CipherTrust, DDC Server
At the heart of the Data Discovery and Classification solution is CipherTrust Manager on which runs the DDC Server. It is from here that users interact with the DDC GUI or use the DDC APIs to create classification profiles, add data stores, launch scans and generate reports.
REST APIs, GUI
Various types of interfaces used to interact with DDC.
Hadoop, Spark, HDFS
DDC uses Hadoop to generate reports from scans and to store their results (report data). DDC can directly query HDFS but it requires Spark to interface with Hadoop's HBase.
DDC Agents
DDC Agents perform the actual scanning jobs and report the results back to the DDC Server for analysis and processing. DDC supports two types of Agent configurations: Local Agents are installed and configured directly on the machine that contains sensitive data; Proxy Agents are installed and configured on a proxy machine that is used to scan sensitive data on other machines.
Data Store
A data store is where the data actually resides.
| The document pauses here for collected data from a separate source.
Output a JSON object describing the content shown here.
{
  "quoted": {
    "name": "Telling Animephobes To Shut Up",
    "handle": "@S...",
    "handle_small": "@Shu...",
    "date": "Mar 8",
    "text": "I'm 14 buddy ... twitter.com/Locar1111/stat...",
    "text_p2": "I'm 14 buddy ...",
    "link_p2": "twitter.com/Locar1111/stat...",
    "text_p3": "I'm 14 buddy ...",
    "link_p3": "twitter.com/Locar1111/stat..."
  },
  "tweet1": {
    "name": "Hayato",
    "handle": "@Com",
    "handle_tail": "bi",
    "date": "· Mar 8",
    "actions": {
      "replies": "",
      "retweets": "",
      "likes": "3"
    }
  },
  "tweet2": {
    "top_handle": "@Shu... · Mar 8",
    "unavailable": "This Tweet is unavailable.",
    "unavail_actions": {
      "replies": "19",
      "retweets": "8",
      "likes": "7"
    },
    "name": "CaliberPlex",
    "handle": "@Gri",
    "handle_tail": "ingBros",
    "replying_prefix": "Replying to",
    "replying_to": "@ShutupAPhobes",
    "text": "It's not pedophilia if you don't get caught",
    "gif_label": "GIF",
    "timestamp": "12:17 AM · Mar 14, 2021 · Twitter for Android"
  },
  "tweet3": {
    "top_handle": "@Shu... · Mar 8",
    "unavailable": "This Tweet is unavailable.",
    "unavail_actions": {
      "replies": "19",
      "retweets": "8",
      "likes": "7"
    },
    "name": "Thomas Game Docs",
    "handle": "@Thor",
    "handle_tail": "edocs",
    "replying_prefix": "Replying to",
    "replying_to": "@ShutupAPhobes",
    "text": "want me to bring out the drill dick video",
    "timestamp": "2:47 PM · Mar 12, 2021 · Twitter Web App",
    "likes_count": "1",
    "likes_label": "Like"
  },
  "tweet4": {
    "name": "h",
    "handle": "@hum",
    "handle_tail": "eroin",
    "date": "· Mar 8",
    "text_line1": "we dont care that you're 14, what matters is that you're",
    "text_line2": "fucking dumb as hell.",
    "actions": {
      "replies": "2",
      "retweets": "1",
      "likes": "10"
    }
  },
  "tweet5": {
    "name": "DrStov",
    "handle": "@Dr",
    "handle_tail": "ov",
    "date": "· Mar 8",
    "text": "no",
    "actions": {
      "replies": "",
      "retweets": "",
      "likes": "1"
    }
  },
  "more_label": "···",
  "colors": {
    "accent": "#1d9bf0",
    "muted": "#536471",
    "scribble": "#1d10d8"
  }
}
It can be a file server, a database, or a Hadoop cluster. For more information see Managing Data Stores.
Local storage
A type of a data store, a file system (Windows or Linux) that is localized to the same machine where the Agent scanning it is installed.
NFS, CIFS
A type of data store, a network share (Windows or Linux) that resides on a different machine than that where the Agent scanning it is installed.